Sauces/gravies/pastes are available in 250gm bottles and packs. Price range is between Rs. 200 to Rs. 275 depending on the variety. We have 15 varieties - the highest range of offering in the Asian segment as opposed to any other brand currently.
What’s your market presence? Are you also catering to HORECA segment?
We are present in D2C, GT, Horeca and e-commerce segments. Our D2C clientele is catered to via our own online ordering portal and our supposed team of on ground home marketers. We don’t believe in being on third party delivery aggregators such as Zomato or Swiggy. GT we are present across A plus category physical stores across Mumbai. Horeca is a huge client base for us. Our clientele includes long standing restaurants such as a gallops and a status, larger chains such as tibbs, new age Multi restaurant cafes such as grandmama’s and even resorts such as Marriotts.
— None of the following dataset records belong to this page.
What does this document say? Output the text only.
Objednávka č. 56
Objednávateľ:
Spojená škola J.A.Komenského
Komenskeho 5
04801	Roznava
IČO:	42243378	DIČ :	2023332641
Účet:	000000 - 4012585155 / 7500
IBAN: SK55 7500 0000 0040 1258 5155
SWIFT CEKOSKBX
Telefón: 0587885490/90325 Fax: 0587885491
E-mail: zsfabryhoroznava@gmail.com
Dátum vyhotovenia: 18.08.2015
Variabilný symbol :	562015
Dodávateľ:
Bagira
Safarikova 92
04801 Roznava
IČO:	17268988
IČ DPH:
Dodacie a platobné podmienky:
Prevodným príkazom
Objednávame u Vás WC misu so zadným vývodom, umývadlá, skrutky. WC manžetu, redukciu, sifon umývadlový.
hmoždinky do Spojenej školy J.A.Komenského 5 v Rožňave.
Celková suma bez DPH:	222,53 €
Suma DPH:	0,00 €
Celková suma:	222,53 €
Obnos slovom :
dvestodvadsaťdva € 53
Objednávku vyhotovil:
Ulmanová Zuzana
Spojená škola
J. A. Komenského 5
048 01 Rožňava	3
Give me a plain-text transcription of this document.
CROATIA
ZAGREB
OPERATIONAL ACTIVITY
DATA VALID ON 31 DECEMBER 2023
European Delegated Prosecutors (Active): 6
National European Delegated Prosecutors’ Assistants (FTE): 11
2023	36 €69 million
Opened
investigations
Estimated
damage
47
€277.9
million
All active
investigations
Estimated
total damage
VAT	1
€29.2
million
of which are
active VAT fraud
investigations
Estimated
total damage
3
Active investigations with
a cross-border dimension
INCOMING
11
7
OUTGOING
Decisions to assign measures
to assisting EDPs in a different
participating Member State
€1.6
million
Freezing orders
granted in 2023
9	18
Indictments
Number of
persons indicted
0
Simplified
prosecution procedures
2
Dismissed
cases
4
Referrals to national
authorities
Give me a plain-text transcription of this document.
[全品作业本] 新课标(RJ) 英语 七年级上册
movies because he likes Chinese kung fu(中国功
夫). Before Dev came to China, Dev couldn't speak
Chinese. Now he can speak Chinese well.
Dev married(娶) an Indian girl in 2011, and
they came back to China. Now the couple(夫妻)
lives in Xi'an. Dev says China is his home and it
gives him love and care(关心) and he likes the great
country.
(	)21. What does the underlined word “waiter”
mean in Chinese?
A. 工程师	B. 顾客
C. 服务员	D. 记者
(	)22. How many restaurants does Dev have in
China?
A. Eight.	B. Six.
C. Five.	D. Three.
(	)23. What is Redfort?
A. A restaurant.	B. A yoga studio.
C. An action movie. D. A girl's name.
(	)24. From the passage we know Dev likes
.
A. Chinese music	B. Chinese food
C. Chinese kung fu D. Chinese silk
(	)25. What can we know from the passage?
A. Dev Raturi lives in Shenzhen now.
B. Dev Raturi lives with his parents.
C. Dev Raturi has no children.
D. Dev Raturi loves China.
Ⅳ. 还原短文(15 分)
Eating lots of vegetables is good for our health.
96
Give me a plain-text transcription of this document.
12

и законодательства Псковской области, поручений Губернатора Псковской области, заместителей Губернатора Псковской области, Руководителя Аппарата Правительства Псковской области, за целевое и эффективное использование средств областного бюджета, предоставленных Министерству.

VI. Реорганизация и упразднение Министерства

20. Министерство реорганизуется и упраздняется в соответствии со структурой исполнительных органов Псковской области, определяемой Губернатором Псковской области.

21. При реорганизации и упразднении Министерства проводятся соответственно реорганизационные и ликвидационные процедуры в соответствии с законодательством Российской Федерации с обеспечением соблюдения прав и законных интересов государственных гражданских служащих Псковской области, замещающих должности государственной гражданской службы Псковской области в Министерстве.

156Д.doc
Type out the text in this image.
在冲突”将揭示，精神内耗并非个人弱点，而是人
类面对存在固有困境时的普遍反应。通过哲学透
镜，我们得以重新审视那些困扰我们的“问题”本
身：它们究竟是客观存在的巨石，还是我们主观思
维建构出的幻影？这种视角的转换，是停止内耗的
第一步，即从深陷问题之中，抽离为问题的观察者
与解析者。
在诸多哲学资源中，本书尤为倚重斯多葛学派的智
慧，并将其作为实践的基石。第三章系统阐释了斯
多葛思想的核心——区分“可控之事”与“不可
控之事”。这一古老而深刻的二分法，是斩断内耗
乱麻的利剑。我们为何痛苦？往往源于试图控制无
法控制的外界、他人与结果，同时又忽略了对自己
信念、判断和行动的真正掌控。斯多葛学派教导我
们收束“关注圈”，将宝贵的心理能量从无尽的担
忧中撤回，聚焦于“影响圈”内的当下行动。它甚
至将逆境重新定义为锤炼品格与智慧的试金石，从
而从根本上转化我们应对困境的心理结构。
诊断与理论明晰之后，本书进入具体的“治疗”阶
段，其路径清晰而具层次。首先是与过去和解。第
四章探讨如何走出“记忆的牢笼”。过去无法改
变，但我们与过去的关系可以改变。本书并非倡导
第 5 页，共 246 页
We are also on Amazon.
Who are you targeting as a customer?
We are targeting the niche segment of the audience that believes in authentic flavours. India is the only country in the world that has a live kicthen in every single home and hence the cooking segment products work maximum in India as opposed to the rest of the world. Ages 25 plus are our target. The working professional who has no time to whip up a meal, the health conscious foodies who wants fresher ingredients and a restaurant style dish at home, a 60 year old mother trying to cook a more authentic Asian meal while putting her signature mommy love and recipes into the food for her family, or a couple hosting some friends at home and wanting to not spend a lot on catering food from outside. This product fits into everyone’s lives.
Do you see any competition in this segment?
There are a lot of brands doing fusion desserts. However fusion cuisines apart from desserts are still being done by very few and that too mostly by dine in friendly restaurants - mostly molecular gastronomy or plating up is confused with fusion. However combining base ingredients and flavours as per me does justice to this upcoming trend. In this regards, very few brands doing it with full research backed menus.
What’s your expansion plan?
We are focusing on our core IP of the ready to cook sauces, gravies and pastes and plan to make them more available pan India via the online route and on ground selective general/modern trade route. Exports is on the cards too, directly it more towards the NRI audience. Also we will be the front runners to introduce frozen Dimsums into the retail space and we aiming to do that by November.